I was part of a group that attempted a new definition and arrived not at a precise set of words but a move “towards the ability to adapt and self manage in the face of social, physical, and emotional challenges.” This is close to Illich’s 1974 conception of health as “the intensity of autonomous coping ability,” but in an introduction to a 1995 edition of Limits to Medicine Illich rejected that definition: “I neglected the transformation of the experience of body and soul when wellbeing comes to be expressed by a term that implies functions, feedback, and their regulation.” I don’t fully understand this, but I think that Illich worried that his original definition means that people would fall back into the arms of health or system engineers. Illich wasn’t keen on professionals, and I’m by no means sure that he would have been an enthusiastic member of the Collaborative.

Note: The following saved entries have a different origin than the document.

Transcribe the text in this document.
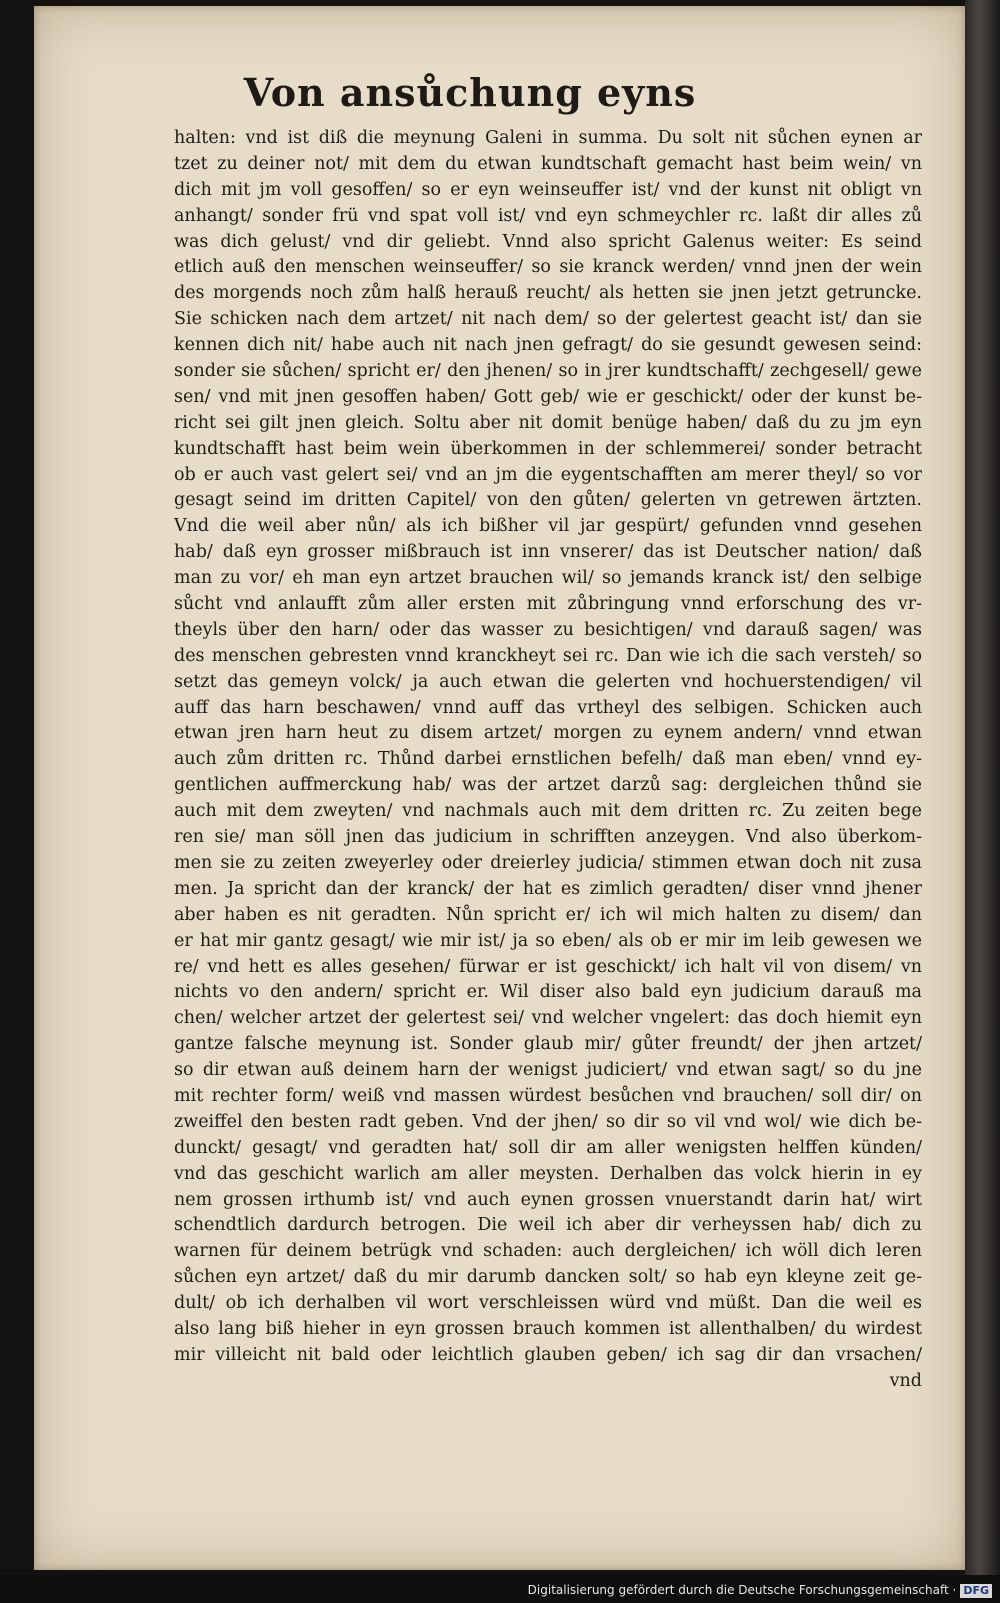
Von ansůchung eyns
halten: vnd ist diß die meynung Galeni in summa. Du solt nit sůchen eynen ar
tzet zu deiner not/ mit dem du etwan kundtschaft gemacht hast beim wein/ vn
dich mit jm voll gesoffen/ so er eyn weinseuffer ist/ vnd der kunst nit obligt vn
anhangt/ sonder frü vnd spat voll ist/ vnd eyn schmeychler rc. laßt dir alles zů
was dich gelust/ vnd dir geliebt. Vnnd also spricht Galenus weiter: Es seind
etlich auß den menschen weinseuffer/ so sie kranck werden/ vnnd jnen der wein
des morgends noch zům halß herauß reucht/ als hetten sie jnen jetzt getruncke.
Sie schicken nach dem artzet/ nit nach dem/ so der gelertest geacht ist/ dan sie
kennen dich nit/ habe auch nit nach jnen gefragt/ do sie gesundt gewesen seind:
sonder sie sůchen/ spricht er/ den jhenen/ so in jrer kundtschafft/ zechgesell/ gewe
sen/ vnd mit jnen gesoffen haben/ Gott geb/ wie er geschickt/ oder der kunst be-
richt sei gilt jnen gleich. Soltu aber nit domit benüge haben/ daß du zu jm eyn
kundtschafft hast beim wein überkommen in der schlemmerei/ sonder betracht
ob er auch vast gelert sei/ vnd an jm die eygentschafften am merer theyl/ so vor
gesagt seind im dritten Capitel/ von den gůten/ gelerten vn getrewen ärtzten.
Vnd die weil aber nůn/ als ich bißher vil jar gespürt/ gefunden vnnd gesehen
hab/ daß eyn grosser mißbrauch ist inn vnserer/ das ist Deutscher nation/ daß
man zu vor/ eh man eyn artzet brauchen wil/ so jemands kranck ist/ den selbige
sůcht vnd anlaufft zům aller ersten mit zůbringung vnnd erforschung des vr-
theyls über den harn/ oder das wasser zu besichtigen/ vnd darauß sagen/ was
des menschen gebresten vnnd kranckheyt sei rc. Dan wie ich die sach versteh/ so
setzt das gemeyn volck/ ja auch etwan die gelerten vnd hochuerstendigen/ vil
auff das harn beschawen/ vnnd auff das vrtheyl des selbigen. Schicken auch
etwan jren harn heut zu disem artzet/ morgen zu eynem andern/ vnnd etwan
auch zům dritten rc. Thůnd darbei ernstlichen befelh/ daß man eben/ vnnd ey-
gentlichen auffmerckung hab/ was der artzet darzů sag: dergleichen thůnd sie
auch mit dem zweyten/ vnd nachmals auch mit dem dritten rc. Zu zeiten bege
ren sie/ man söll jnen das judicium in schrifften anzeygen. Vnd also überkom-
men sie zu zeiten zweyerley oder dreierley judicia/ stimmen etwan doch nit zusa
men. Ja spricht dan der kranck/ der hat es zimlich geradten/ diser vnnd jhener
aber haben es nit geradten. Nůn spricht er/ ich wil mich halten zu disem/ dan
er hat mir gantz gesagt/ wie mir ist/ ja so eben/ als ob er mir im leib gewesen we
re/ vnd hett es alles gesehen/ fürwar er ist geschickt/ ich halt vil von disem/ vn
nichts vo den andern/ spricht er. Wil diser also bald eyn judicium darauß ma
chen/ welcher artzet der gelertest sei/ vnd welcher vngelert: das doch hiemit eyn
gantze falsche meynung ist. Sonder glaub mir/ gůter freundt/ der jhen artzet/
so dir etwan auß deinem harn der wenigst judiciert/ vnd etwan sagt/ so du jne
mit rechter form/ weiß vnd massen würdest besůchen vnd brauchen/ soll dir/ on
zweiffel den besten radt geben. Vnd der jhen/ so dir so vil vnd wol/ wie dich be-
dunckt/ gesagt/ vnd geradten hat/ soll dir am aller wenigsten helffen künden/
vnd das geschicht warlich am aller meysten. Derhalben das volck hierin in ey
nem grossen irthumb ist/ vnd auch eynen grossen vnuerstandt darin hat/ wirt
schendtlich dardurch betrogen. Die weil ich aber dir verheyssen hab/ dich zu
warnen für deinem betrügk vnd schaden: auch dergleichen/ ich wöll dich leren
sůchen eyn artzet/ daß du mir darumb dancken solt/ so hab eyn kleyne zeit ge-
dult/ ob ich derhalben vil wort verschleissen würd vnd müßt. Dan die weil es
also lang biß hieher in eyn grossen brauch kommen ist allenthalben/ du wirdest
mir villeicht nit bald oder leichtlich glauben geben/ ich sag dir dan vrsachen/
vnd
Digitalisierung gefördert durch die Deutsche Forschungsgemeinschaft · DFG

This debate over what is health is akin to the debates over what are art, poetry, freedom, or happiness. There never can be an agreed operational definition, and the Creating Health Collaborative sidestep the problem by declaring that health is whatever a community defines it to be. If it’s the removal of dog shit and the installation of street lamps, then that’s what it is—and the community finding a way to make that happen will in itself be a health-creating process. Indeed, the process may be closer to health than the outcome. (Perhaps the word health is being stretched to a point where it’s no longer useful at all, perhaps a problem for a collaborative that is trying to create it.)
Searching for my community
Although I’ve confidently declared that community is the right level to intervene, I’m not sure how I’d characterise “my community.” I live in a big house in a well to do street in Lambeth. I know quite a few people in the street, and some I’m sure would come to my funeral or even bring me soup if I become ill. Tomorrow I’m going to a street party, but I know that mutual loathing will stop some people going and may put a chill on the party. The street doesn’t seem to be my community. Recently I voted in the London elections, but I can’t conceive of my ward, borough, or city as my community. Perhaps it’s the people I have most contact with, but most of the contact is electronic—and the people are scattered around the world. That can’t be a sensible “community” in which to intervene to create health.
So I’m left with the worry that the collaborative is mostly concerned with “poor folks,” not rich people like me. Perhaps that’s not a problem because poorer people have much higher levels of ill health. We rich can look after ourselves, but any enterprise that concentrates purely on the poor runs the risk of being patronising and creating stigma.
Experiment and report back
The Collaborative can’t define community beyond favouring “an inclusive definition,” so perhaps we shouldn’t pay too much attention to a Collaborative that can’t define what it is trying to create nor the space within which it is trying to create it. But that would be a mistake. The Collaborative is trying to do something difficult, return health to the people, and this is a hugely complex task, one that was beyond Illich, who was a thinker not a doer. The Collaborative is rightly putting the emphasis on doing—and then reporting back on its learning.
Their recent report should be read as a report back with all the uncertainty that learning implies. “In order to arrive at what you do not know,” writes T S Eliot, “You must go by a way which is the way of ignorance.” Embracing our ignorance is the first step to learning.
Richard Smith was the editor of The BMJ until 2004.